Of its 486 miles (which include 28 connected trail components that traverse eight state forests and six designated wilderness areas), I have hiked maybe a couple dozen, every inch of them spectacular. For years, we have visited a patch of Pike National Forest through which a stretch of the Colorado Trail weaves. It is beautiful country with boulder-dotted meadows and distant views of snow-capped peaks.
It is also, relatively speaking, good country to take a blind dog for some outdoor activity.

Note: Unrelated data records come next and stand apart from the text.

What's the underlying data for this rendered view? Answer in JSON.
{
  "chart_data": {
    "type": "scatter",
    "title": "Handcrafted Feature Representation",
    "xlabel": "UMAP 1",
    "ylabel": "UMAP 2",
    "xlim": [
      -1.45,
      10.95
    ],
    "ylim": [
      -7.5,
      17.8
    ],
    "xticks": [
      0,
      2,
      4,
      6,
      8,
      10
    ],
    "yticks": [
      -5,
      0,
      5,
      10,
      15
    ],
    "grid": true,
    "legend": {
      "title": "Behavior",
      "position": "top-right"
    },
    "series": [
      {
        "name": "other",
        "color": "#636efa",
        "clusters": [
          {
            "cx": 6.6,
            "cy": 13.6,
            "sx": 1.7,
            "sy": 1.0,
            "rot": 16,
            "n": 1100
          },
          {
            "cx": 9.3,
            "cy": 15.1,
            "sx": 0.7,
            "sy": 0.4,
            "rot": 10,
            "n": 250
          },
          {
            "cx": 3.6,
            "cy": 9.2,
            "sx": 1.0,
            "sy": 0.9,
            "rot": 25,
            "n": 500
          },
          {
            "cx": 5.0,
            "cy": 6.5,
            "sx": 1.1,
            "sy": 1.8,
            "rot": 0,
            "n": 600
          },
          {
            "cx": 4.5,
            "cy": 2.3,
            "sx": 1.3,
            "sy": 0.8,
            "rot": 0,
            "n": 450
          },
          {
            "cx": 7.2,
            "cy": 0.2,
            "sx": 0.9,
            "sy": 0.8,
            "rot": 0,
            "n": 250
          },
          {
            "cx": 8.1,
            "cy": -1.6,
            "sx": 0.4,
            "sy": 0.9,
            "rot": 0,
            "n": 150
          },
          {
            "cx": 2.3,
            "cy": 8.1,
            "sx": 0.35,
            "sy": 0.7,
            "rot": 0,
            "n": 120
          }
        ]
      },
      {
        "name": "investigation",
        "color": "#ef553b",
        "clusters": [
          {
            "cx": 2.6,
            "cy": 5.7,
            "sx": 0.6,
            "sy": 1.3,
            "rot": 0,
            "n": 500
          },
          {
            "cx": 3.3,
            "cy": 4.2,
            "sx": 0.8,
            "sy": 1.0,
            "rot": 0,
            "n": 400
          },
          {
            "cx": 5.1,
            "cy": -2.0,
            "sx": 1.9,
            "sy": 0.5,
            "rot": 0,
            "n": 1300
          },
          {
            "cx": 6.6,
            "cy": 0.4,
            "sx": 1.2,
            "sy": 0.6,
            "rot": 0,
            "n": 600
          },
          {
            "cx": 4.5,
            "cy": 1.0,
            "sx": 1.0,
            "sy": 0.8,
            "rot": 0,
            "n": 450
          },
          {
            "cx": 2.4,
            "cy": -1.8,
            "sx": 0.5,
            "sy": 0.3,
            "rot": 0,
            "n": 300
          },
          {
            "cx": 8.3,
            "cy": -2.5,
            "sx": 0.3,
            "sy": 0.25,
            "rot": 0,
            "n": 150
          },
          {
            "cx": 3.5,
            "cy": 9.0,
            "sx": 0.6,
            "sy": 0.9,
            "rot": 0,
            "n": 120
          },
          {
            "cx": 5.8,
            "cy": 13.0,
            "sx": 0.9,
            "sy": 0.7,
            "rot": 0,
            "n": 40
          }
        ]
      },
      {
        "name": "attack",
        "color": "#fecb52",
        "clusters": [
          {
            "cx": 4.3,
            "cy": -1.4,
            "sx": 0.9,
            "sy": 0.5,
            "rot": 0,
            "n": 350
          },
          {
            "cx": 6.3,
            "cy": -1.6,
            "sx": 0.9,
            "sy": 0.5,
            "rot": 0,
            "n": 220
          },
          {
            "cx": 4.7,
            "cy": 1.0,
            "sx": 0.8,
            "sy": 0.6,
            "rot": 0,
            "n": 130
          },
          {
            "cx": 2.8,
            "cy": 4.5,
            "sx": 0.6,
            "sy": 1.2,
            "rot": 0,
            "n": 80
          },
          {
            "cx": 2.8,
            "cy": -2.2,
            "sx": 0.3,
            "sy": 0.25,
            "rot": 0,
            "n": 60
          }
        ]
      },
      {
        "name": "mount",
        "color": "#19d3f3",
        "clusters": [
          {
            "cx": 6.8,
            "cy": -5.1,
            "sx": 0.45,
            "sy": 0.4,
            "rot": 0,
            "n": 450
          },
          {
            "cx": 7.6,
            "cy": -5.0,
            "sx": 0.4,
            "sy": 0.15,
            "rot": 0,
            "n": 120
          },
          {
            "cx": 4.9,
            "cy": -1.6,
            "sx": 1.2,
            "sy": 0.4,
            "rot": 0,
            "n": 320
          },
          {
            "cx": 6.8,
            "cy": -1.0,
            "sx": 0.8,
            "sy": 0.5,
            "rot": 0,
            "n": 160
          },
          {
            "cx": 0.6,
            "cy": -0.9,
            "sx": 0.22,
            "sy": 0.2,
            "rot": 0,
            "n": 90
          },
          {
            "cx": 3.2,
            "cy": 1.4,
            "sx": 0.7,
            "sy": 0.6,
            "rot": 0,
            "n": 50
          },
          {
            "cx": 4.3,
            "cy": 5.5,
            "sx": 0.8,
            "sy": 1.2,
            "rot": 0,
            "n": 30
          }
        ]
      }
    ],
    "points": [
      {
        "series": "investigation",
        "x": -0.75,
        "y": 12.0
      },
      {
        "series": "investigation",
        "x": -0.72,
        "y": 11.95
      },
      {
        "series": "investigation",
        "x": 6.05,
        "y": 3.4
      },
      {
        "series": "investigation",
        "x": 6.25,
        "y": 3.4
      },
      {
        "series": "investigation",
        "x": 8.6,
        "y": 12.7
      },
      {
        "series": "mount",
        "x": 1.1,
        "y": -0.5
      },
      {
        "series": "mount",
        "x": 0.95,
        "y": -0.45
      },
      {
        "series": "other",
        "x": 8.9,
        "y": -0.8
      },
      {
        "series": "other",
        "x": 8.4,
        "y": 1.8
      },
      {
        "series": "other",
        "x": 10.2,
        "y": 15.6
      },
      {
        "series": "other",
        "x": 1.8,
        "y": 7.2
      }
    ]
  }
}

Though some diabetes-related health problems persist (the least of which at the moment are his cataracts), Miles’s blood-sugar finally seems stable, he lost the poundage equivalent of a pack of Pomeranians in just a few months, and his assertive brand of energy has returned with a vengeance. “I think I liked fat, lazy Miles better,” said my better half while getting dragged down the street by the galloping, visionless dog a couple weeks ago; like my last job, it’s the blind leading the sighted.
We don’t get to go for walks in the woods as much as the dogs or I would like these days, but before last week’s brief Arctic chill (which had the transplants whining awfully early in the season for my tastes), we made the trek to our beloved, little-used swath of open space, walked a portion of the Colorado Trail, and followed Miles as he bounded, aimless and unaware as the common voter, over the lolling hills. His carelessness only cost him a bloody nose.
1 Apologies for the post-Election Day tirade, but I was recently given a book called 642 Things to Write About, and paging through it I thought a cool topic would be: Write the longest sentence you can (an idea that may already be in there, but 642 is a lot, and I haven’t had time to look at them all yet). Since the rant had been building for weeks and seemed appropriate for the task at hand, I unloaded. Incidentally, my sentence came out to only 156 words (more verbose than average, and certainly not good for search-engine traffic, but a far cry from the longest).